8. Real Production Example
In cellular signal towers, device connectivity drops in tunnels. A device might buffer logs locally at 14:00 and upload them at 14:30. The watermark acts as the governor that permits the streaming aggregator to update the 14:00 hourly metrics once the delayed logs arrive.
9. Common Mistakes
- Assuming watermark equals processing time: Watermarks measure Event Time progress. If data ingestion stops, the watermark stops moving, even as the wall clock processing time keeps ticking.
- Discarding late data silently: If you do not specify an allowed lateness threshold, late-arriving events are discarded by default without triggering errors.
10. Interview Perspective
- Question: What causes a watermark to lag (drift)?
- Answer: Network latency, network disconnections, consumer bottlenecks, or high system backlog. If workers process elements slowly, the gap between event time and processing time increases, causing the watermark to lag.
- Question: What is the consequence of setting an excessively large allowed lateness?

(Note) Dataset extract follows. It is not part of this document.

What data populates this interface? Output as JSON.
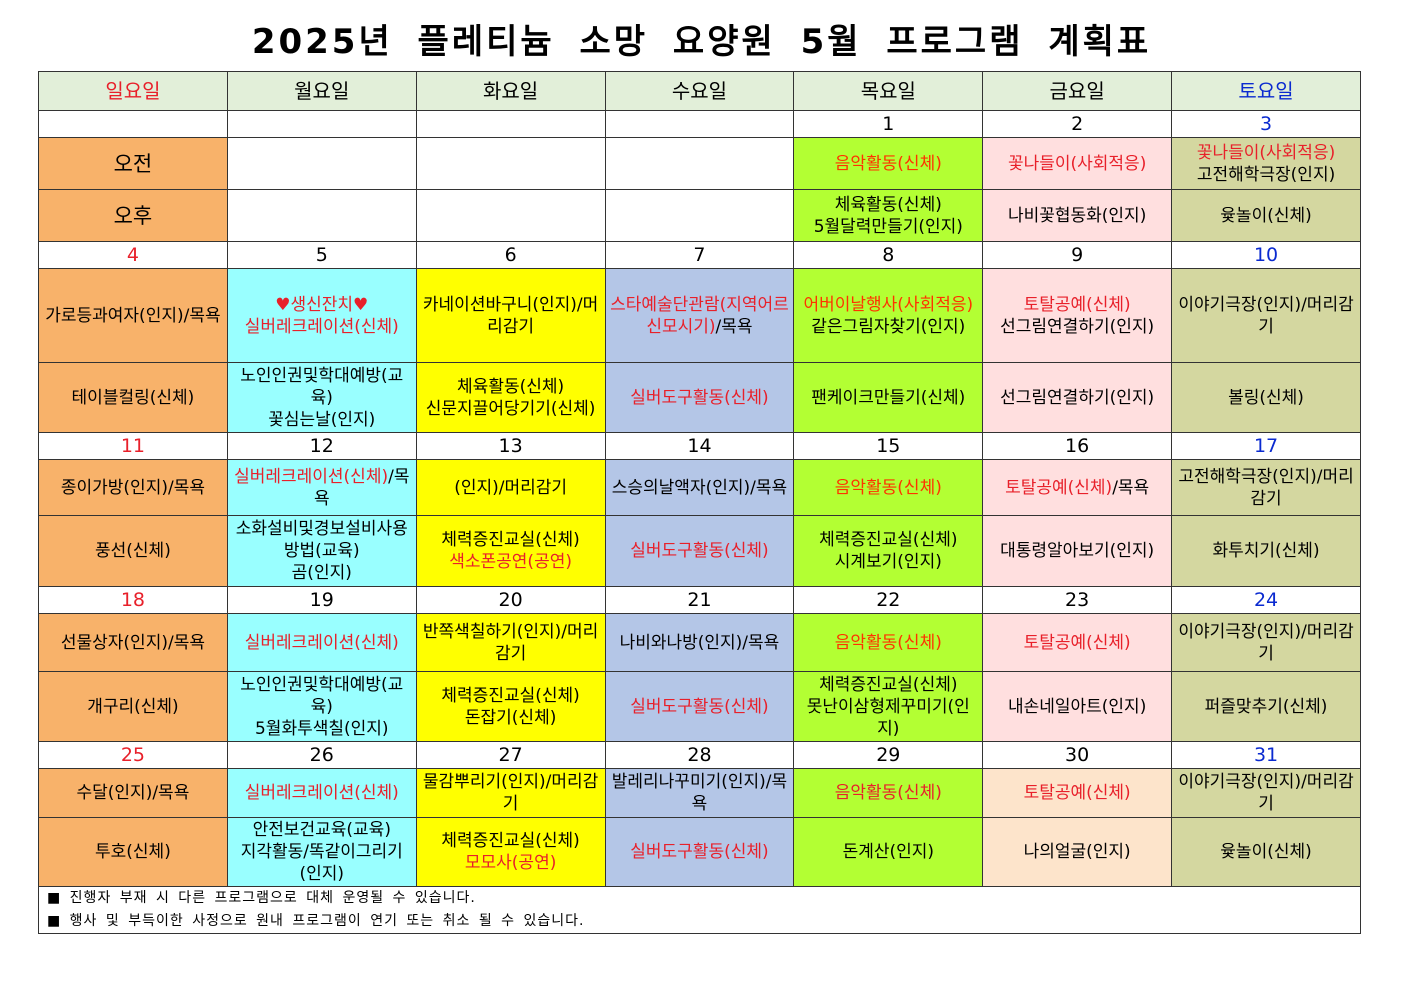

- Answer: The runner must hold the window state in memory or persistent storage for a longer period, increasing storage costs and potentially causing worker memory crashes.
11. Best Practices
- Extract event timestamps as close to the ingestion source as possible.
- Set a reasonable allowed lateness that covers 99% of your network latency distribution profiles.
12. Summary
- Watermarks track time progress in streaming pipelines.
- Differentiates Event Time (on-device) from Processing Time (on-worker).
- Governs window closing and late-arriving data policies.